Etiologi Clostridium Difficile Colitis
Etiologi dari clostridiosis adalah infeksi bakteri Clostridium difficile. Meskipun bakteri ini terdiri dari 400 strain tetapi hanya strain yang dapat menghasilkan toksin yang dapat menimbulkan penyakit. Infeksi Clostridium difficile yang termasuk dalam strain toksigenik juga masih mungkin dialami secara asimptomatik dikarenakan adanya pengaruh dari faktor host.[1,2]
Spora C. difficile dapat bertahan pada lingkungan selama beberapa bulan. Transmisi spora dapat terjadi ke pasien melalui kontak langsung petugas medis. Maka dari itu, mencuci tangan dengan sabun dan air mengalir serta penggunaan sarung tangan dapat mencegah penularan.[1,2]
Clostridium difficile menghasilkan 2 jenis toksin, yaitu enterotoksin (toksin A) dan sitotoksin (toksin B). Enterotoksin (toksin A) akan mengganggu ikatan sel mukosa kolon terhadap membran basal dan merusak vili yang terdapat di lumen kolon. Sitotoksin (toksin B) akan menyebabkan apoptosis dari sel.
Kedua toksin ini akan menstimulasi monosit dan makrofag untuk menghasilkan interleukin yang mengakibatkan infiltrasi jaringan oleh neutrofil dan sel imun lainnya, dan berdampak pada inflamasi di mukosa kolon.[1,2]
Faktor Risiko
Faktor risiko utama terjadinya clostridiosis adalah penggunaan antibiotik yang sering atau jangka waktu lama.
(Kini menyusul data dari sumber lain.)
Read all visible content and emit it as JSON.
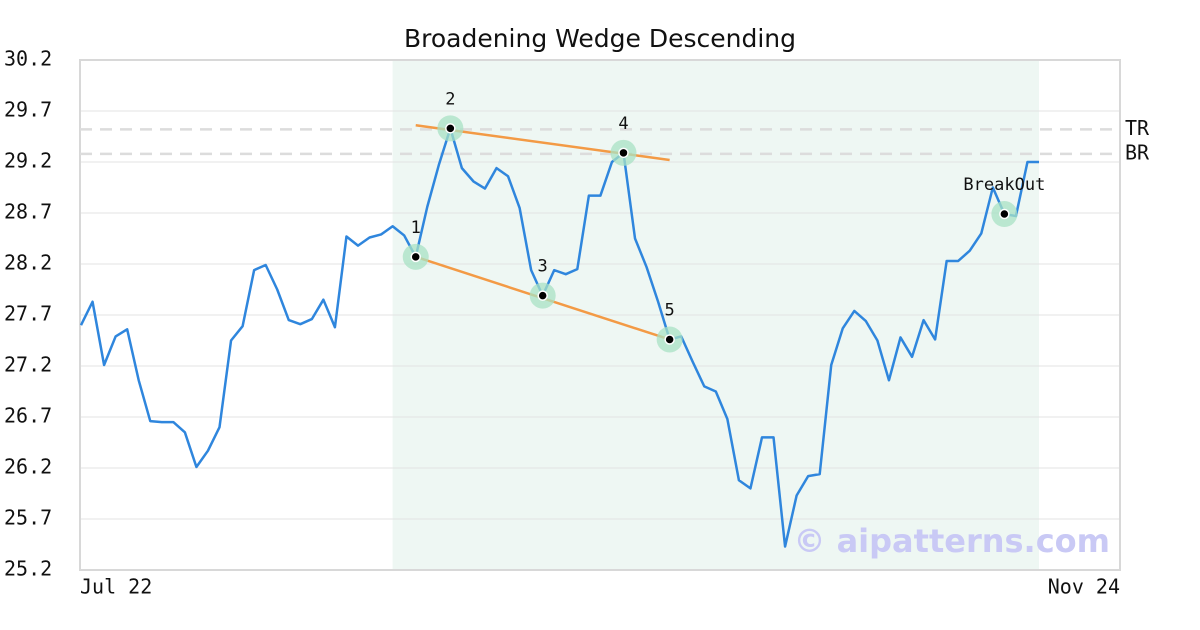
{
  "chart_data": {
    "type": "line",
    "title": "Broadening Wedge Descending",
    "categories": [
      "Jul 22",
      null,
      null,
      null,
      null,
      null,
      null,
      null,
      null,
      null,
      null,
      null,
      null,
      null,
      null,
      null,
      null,
      null,
      null,
      null,
      null,
      null,
      null,
      null,
      null,
      null,
      null,
      null,
      null,
      null,
      null,
      null,
      null,
      null,
      null,
      null,
      null,
      null,
      null,
      null,
      null,
      null,
      null,
      null,
      null,
      null,
      null,
      null,
      null,
      null,
      null,
      null,
      null,
      null,
      null,
      null,
      null,
      null,
      null,
      null,
      null,
      null,
      null,
      null,
      null,
      null,
      null,
      null,
      null,
      null,
      null,
      null,
      null,
      null,
      null,
      null,
      null,
      null,
      null,
      null,
      null,
      null,
      null,
      "Nov 24"
    ],
    "series": [
      {
        "color": "#2f86dd",
        "values": [
          27.6,
          27.83,
          27.21,
          27.49,
          27.56,
          27.06,
          26.66,
          26.65,
          26.65,
          26.55,
          26.21,
          26.37,
          26.6,
          27.45,
          27.59,
          28.14,
          28.19,
          27.95,
          27.65,
          27.61,
          27.66,
          27.85,
          27.58,
          28.47,
          28.38,
          28.46,
          28.49,
          28.57,
          28.48,
          28.27,
          28.76,
          29.17,
          29.53,
          29.14,
          29.01,
          28.94,
          29.14,
          29.06,
          28.75,
          28.14,
          27.89,
          28.14,
          28.1,
          28.15,
          28.87,
          28.87,
          29.2,
          29.29,
          28.45,
          28.17,
          27.83,
          27.46,
          27.49,
          27.24,
          27.0,
          26.95,
          26.68,
          26.08,
          26.0,
          26.5,
          26.5,
          25.43,
          25.93,
          26.12,
          26.14,
          27.21,
          27.57,
          27.74,
          27.64,
          27.45,
          27.06,
          27.48,
          27.29,
          27.65,
          27.46,
          28.23,
          28.23,
          28.33,
          28.5,
          28.95,
          28.69,
          28.67,
          29.2,
          29.2
        ]
      }
    ],
    "ylim": [
      25.2,
      30.2
    ],
    "yticks": [
      25.2,
      25.7,
      26.2,
      26.7,
      27.2,
      27.7,
      28.2,
      28.7,
      29.2,
      29.7,
      30.2
    ],
    "grid": true,
    "highlight": {
      "from": 27,
      "to": 83,
      "color": "#eef7f3"
    },
    "levels": [
      {
        "label": "TR",
        "value": 29.52
      },
      {
        "label": "BR",
        "value": 29.28
      }
    ],
    "trendlines": [
      {
        "x": [
          29,
          51
        ],
        "values": [
          29.56,
          29.22
        ],
        "color": "#f39a45"
      },
      {
        "x": [
          29,
          51
        ],
        "values": [
          28.27,
          27.46
        ],
        "color": "#f39a45"
      }
    ],
    "annotations": [
      {
        "label": "1",
        "index": 29,
        "value": 28.27
      },
      {
        "label": "2",
        "index": 32,
        "value": 29.53
      },
      {
        "label": "3",
        "index": 40,
        "value": 27.89
      },
      {
        "label": "4",
        "index": 47,
        "value": 29.29
      },
      {
        "label": "5",
        "index": 51,
        "value": 27.46
      },
      {
        "label": "BreakOut",
        "index": 80,
        "value": 28.69
      }
    ],
    "watermark": "© aipatterns.com"
  }
}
Faktor risiko lainnya dapat berupa populasi lansia terutama yang menetap di panti jompo, higienitas yang buruk, anak-anak pada populasi daycare, dan riwayat rawat inap di rumah sakit yang sering atau lama, inflammatory bowel disease, riwayat operasi gastrointestinal, riwayat keganasan atau neoplasma, riwayat imunosupresi atau penggunaan obat-obatan imunosupresan, dan penderita gagal ginjal kronik.[2,4,6]
Penggunaan Antibiotik yang Sering dan Lama
Hampir semua penggunaan antibiotik yang lama dan sering, dapat dikaitkan dengan terjadinya clostridiosis, termasuk metronidazole dan vancomycin yang menjadi penatalaksanaan dari clostridiosis ini. Paparan antibiotik golongan penisilin, sefalosporin, clindamycin, dan fluorokuinolon memiliki risiko lebih tinggi untuk terjadinya clostridiosis dibandingkan antibiotik jenis lain.
Kasus clostridiosis didapatkan 8-10 kali lebih tinggi pada saat terapi antibiotik tersebut dan 4 minggu setelahnya. Risiko ditemukan 3 kali lebih tinggi pada 2 bulan setelah penggunaan dari antibiotik.[2,3]
Usia Lansia
Risiko clostridiosis meningkat 5-10 kali lipat pada populasi usia >65 tahun dibandingkan populasi usia <65 tahun. Usia lansia juga memiliki risiko lebih tinggi untuk mengalami clostridiosis derajat berat dan angka mortalitas yang tinggi.[2,5,6]
Riwayat Rawat Inap
Pada hari pertama rawat inap, insiden clostridiosis berkisar 2.1-20%. Angka ini semakin meningkat seiring dengan durasi rawat inap. Dalam 1 bulan perawatan, risiko meningkat dari 20 menjadi 45.4% menurut penelitian Huang et al, atau dari 2.1 menjadi 50% menurut penelitian Clabots et al. Pada durasi rawat inap >1 bulan, risiko meningkat dari 1 menjadi 50%, menurut penelitian oleh Johnson, et al.[2]
Kondisi Komorbid
Faktor risiko lainnya adalah penyakit penyerta seperti inflammatory bowel disease, keganasan, transplantasi, penyakit ginjal kronis, dan penggunaan imunosupresan. Penekanan pada asam lambung dengan proton pump inhibitor juga meningkatkan risiko clostridiosis tetapi hal ini masih membutuhkan studi lebih lanjut.